QAnon Followers Intercept Migrant Kids at Border Amid Trafficking Worries

A group of QAnon followers are setting up camps at the U.S. Southern border to intercept migrant children in an effort to protect them from alleged sex-trafficking threats, according to a new report.

Jason Frank, a known supporter of the conspiracy movement, and a team of armed border vigilantes have been camping out near Sasabe, Arizona, with the goal of protecting thousands of unaccompanied minors from being coerced into sex crimes, The New York Times reported Monday.

"They are being trafficked, sex trafficked. That's the No. 1 trade," Frank, 44, said in a statement to the newspaper. "The money, that's where it's at now."

Frank, who's Facebook page shows a photo that states "Stay in the Fight...Saving Kids at the Border," often shares his activities live on social media. In recent weeks, he and a small group of supporters have set up an RV near border crossing areas, where they convince unaccompanied children to join them at their camp, according to the Times report.

QAnon
Conspiracy theorist QAnon demonstrators protest during a rally to re-open California. A group of QAnon followers are setting up camp at the U.S.-Mexico border to protect kids from "sex-trafficking". ANDY HUFFAKER/AFP/Getty Images

There, Frank will feed the migrants hamburgers, pass around "Let's Go Brandon" T-shirts that depict images of President Joe Biden, and say a group prayer, the newspaper noted. Frank's team will then ask the children to give them the addresses and phone numbers of relatives they may be seeking to contact in the U.S. in order to conduct their own "screening process" to make sure that the children are being put into good hands. Frank told the Times that his group then calls the U.S. Border Patrol to take the kids to federally-run shelters.
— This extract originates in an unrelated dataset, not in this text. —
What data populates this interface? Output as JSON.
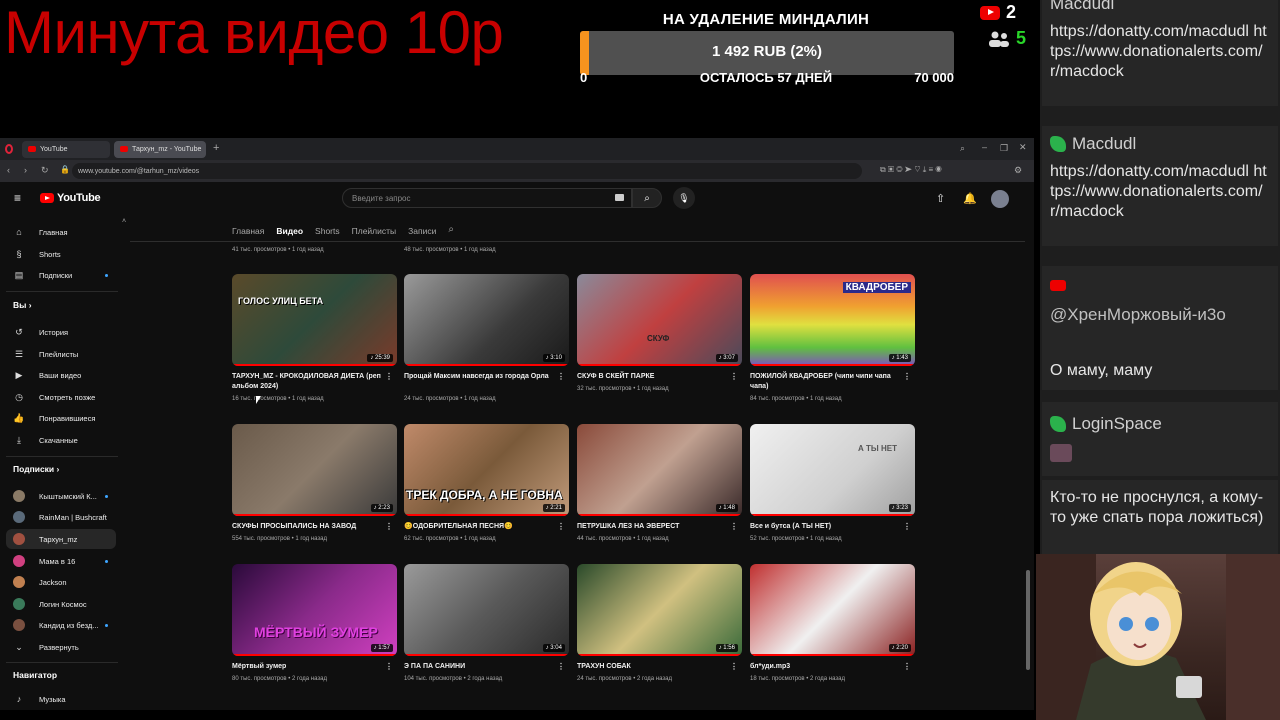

Critics have called Frank's process alarming, and have noted that his efforts are undermining the safety of the government's already rigorous screening program. Mia Bloom, an expert on extremist radicalization, told the Times that she believes he's using the migrant children as a "prop to spread their message" about QAnon and immigration politics.

"We believe the conduct of this group is illegal and extremely dangerous," Margo Cowan, a public defender in Pima County, which includes Sasabe, and a longtime immigration activist, told the Times.

Others have noted that the group's claim that migrant children are subject to sex-trafficking en mass is overblown. That conspiracy falls in line with a core belief of the QAnon movement, which states that an elite class of pedophiles run by prominent Democrats, is trafficking innocent children.

"We haven't heard about migrant children brought in to be sex workers or slaves," Stacey Sutherland, an official with the Arizona Anti-Trafficking Network, told the Times. "At the border, it's overwhelmingly people who paid to be smuggled."

In turn, Frank has criticized the government's screening program, saying that it's "very wide open with a lot of loopholes," according to the Times. "That's why we are out here creating a solution, being a part of it," he said.

It's unclear whether or not Frank's group has broken any laws. Newsweek contacted U.S. Customs and Border Patrol (CBP) for additional comment.

The group's actions come at a time when the U.S. has seen an uptick in unaccompanied minors arriving at the U.S.-Mexico border. According to a CBP report released in mid-April, encounters of unaccompanied minors increased by 18 percent from the month before. Unaccompanied minors have also been exempt from being expelled at the border under Title 42, a controversial policy that has limited asylum for adults at the border throughout the COVID-19 pandemic.